There was some major downside price rejection yesterday in Silver which can be seen clearly in the bull "Hammer" daily candlestick pattern. This should make the bears think twice about their prospects. There is potential here for a near term change in trend, but it is important to remember Japanese Candlestick patterns are useless without confirmation.
The problem for the bulls is silver is still trading beneath the breakdown point in the "Descending Triangle". This is now a minor resistance area. The way things look right now, trading to the long side with my methodology would have a "negative expectancy". I have no issues watching silver go up today and have zero participation. I discussed the forming of the descending triangle pattern here: http://scottpluschau.blogspot.com/2012/04/bearish-pattern-of-day-silver.html
If traders like to trade silver only from the long side, they can look at yesterday's price action and claim this was a manipulative takedown when the Fed announcement came, or they could have taken an objective view of the price action sitting on the sideline due to the structure of the daily chart. Also, putting a position on just prior to any major market moving announcement is simply gambling in my opinion.

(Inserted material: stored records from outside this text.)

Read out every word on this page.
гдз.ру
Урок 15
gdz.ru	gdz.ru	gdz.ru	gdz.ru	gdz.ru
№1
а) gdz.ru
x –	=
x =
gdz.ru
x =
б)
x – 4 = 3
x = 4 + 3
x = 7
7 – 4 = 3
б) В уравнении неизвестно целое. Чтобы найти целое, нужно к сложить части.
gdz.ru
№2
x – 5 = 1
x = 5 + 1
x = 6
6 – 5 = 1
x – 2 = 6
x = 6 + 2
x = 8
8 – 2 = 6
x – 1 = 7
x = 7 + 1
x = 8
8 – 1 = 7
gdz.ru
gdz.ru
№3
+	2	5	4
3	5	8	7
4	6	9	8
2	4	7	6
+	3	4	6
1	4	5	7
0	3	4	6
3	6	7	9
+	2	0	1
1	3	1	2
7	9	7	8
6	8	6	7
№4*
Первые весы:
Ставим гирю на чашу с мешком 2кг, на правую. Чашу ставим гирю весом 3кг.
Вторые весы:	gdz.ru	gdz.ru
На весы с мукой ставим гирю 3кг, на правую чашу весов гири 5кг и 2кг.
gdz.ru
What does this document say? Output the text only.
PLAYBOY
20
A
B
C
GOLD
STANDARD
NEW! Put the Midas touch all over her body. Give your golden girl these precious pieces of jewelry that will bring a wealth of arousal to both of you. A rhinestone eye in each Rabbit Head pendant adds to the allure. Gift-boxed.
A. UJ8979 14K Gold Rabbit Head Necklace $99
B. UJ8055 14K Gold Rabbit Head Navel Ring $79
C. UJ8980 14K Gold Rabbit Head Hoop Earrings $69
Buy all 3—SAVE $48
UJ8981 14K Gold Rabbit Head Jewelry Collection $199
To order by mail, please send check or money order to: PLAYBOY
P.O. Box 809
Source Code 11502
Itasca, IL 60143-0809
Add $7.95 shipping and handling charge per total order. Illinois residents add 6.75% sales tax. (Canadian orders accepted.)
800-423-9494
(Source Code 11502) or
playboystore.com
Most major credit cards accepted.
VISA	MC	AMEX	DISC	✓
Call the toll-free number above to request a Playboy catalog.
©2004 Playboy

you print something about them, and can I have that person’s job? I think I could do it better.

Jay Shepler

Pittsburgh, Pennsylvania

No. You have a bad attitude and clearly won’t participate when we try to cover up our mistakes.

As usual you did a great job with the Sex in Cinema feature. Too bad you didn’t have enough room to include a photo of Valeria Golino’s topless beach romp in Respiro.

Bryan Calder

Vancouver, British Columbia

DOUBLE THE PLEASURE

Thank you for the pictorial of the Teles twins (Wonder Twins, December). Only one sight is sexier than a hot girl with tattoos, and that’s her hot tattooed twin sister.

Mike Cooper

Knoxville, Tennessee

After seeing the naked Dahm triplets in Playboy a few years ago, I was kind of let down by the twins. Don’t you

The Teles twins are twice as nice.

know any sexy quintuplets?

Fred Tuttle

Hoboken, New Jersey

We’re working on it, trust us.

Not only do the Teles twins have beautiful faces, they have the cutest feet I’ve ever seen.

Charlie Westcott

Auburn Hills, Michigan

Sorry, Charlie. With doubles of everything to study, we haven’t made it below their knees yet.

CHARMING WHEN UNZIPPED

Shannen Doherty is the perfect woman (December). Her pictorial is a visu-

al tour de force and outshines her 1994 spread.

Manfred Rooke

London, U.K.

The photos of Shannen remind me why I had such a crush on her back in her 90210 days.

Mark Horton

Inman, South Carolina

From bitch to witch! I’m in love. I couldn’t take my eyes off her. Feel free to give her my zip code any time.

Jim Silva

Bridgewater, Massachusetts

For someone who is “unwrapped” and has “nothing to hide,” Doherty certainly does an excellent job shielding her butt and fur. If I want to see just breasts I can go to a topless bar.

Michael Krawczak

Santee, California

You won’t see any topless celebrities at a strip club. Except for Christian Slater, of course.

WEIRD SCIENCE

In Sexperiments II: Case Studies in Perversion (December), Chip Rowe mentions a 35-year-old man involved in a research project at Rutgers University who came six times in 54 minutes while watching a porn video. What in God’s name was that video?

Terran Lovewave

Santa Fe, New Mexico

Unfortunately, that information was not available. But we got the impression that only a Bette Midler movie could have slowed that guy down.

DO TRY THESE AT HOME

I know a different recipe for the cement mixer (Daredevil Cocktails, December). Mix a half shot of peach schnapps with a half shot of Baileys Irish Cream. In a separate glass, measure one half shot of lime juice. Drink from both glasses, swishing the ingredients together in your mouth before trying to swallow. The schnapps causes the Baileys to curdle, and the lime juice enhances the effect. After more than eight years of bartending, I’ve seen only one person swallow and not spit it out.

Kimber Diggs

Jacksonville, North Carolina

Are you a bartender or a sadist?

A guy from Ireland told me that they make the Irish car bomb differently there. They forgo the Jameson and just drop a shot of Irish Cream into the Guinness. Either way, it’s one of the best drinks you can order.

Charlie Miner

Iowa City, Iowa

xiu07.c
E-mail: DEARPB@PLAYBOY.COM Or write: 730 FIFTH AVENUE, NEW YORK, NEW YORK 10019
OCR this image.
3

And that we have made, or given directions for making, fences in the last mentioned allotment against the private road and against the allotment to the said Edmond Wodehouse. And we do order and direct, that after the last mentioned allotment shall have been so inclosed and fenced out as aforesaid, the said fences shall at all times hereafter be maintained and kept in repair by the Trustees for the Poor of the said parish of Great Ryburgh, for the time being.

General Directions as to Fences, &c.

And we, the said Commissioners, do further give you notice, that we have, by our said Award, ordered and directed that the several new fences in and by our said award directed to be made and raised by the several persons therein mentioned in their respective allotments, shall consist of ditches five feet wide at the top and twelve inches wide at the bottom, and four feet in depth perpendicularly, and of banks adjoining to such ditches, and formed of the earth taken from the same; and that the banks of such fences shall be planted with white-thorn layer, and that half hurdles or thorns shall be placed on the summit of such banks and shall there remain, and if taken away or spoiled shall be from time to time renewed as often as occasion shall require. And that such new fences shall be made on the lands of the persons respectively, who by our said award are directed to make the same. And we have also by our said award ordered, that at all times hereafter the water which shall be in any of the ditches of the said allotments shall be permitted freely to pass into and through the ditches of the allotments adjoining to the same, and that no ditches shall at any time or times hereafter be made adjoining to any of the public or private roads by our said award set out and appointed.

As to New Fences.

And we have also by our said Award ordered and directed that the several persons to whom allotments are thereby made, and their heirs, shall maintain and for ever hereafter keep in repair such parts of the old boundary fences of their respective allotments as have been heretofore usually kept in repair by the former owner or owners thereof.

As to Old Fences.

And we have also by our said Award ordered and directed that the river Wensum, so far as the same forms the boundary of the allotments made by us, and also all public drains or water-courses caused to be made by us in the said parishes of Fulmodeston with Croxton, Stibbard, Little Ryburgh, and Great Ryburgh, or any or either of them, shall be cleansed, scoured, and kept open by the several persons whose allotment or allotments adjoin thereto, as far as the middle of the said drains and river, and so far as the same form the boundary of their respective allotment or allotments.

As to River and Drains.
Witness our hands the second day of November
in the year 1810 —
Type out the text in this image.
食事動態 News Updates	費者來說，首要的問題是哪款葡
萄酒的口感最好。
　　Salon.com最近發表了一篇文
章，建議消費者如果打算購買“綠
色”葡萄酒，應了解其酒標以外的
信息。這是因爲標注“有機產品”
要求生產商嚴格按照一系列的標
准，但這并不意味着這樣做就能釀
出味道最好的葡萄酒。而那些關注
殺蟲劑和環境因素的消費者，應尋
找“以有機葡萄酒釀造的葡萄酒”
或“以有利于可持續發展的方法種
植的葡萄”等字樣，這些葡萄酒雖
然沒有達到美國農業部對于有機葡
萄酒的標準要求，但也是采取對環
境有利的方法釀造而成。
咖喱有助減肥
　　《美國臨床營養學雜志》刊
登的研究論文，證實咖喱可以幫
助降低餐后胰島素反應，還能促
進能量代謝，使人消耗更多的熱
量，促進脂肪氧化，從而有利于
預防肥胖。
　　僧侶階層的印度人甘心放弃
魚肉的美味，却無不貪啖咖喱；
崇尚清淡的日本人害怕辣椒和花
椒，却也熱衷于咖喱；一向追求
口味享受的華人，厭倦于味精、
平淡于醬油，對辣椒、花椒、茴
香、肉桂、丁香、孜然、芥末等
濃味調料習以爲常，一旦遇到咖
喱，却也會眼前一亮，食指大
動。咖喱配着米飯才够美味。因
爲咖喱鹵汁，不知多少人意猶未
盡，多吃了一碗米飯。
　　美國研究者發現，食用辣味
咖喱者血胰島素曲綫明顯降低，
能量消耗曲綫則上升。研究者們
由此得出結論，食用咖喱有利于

What to do now? Any bearish setups in the smaller degree timeframe and I will look to trade on the short side until the descending triangle pattern has failed or a reversal pattern negates it. The way the silver bulls have been hanging so tough lately, there is a legitimate reason to be cautious trading on the short side. I believe the aggressive play will be on the long side, but not yet. I am still of the strong belief that silver needs to get above $34.50 to even consider holding a long position. That may seem like it is a long way away and in contrast to the contrarian view, but I am no bottom picker and I don't look for bargains. "Price" should mean absolutely nothing to a trader.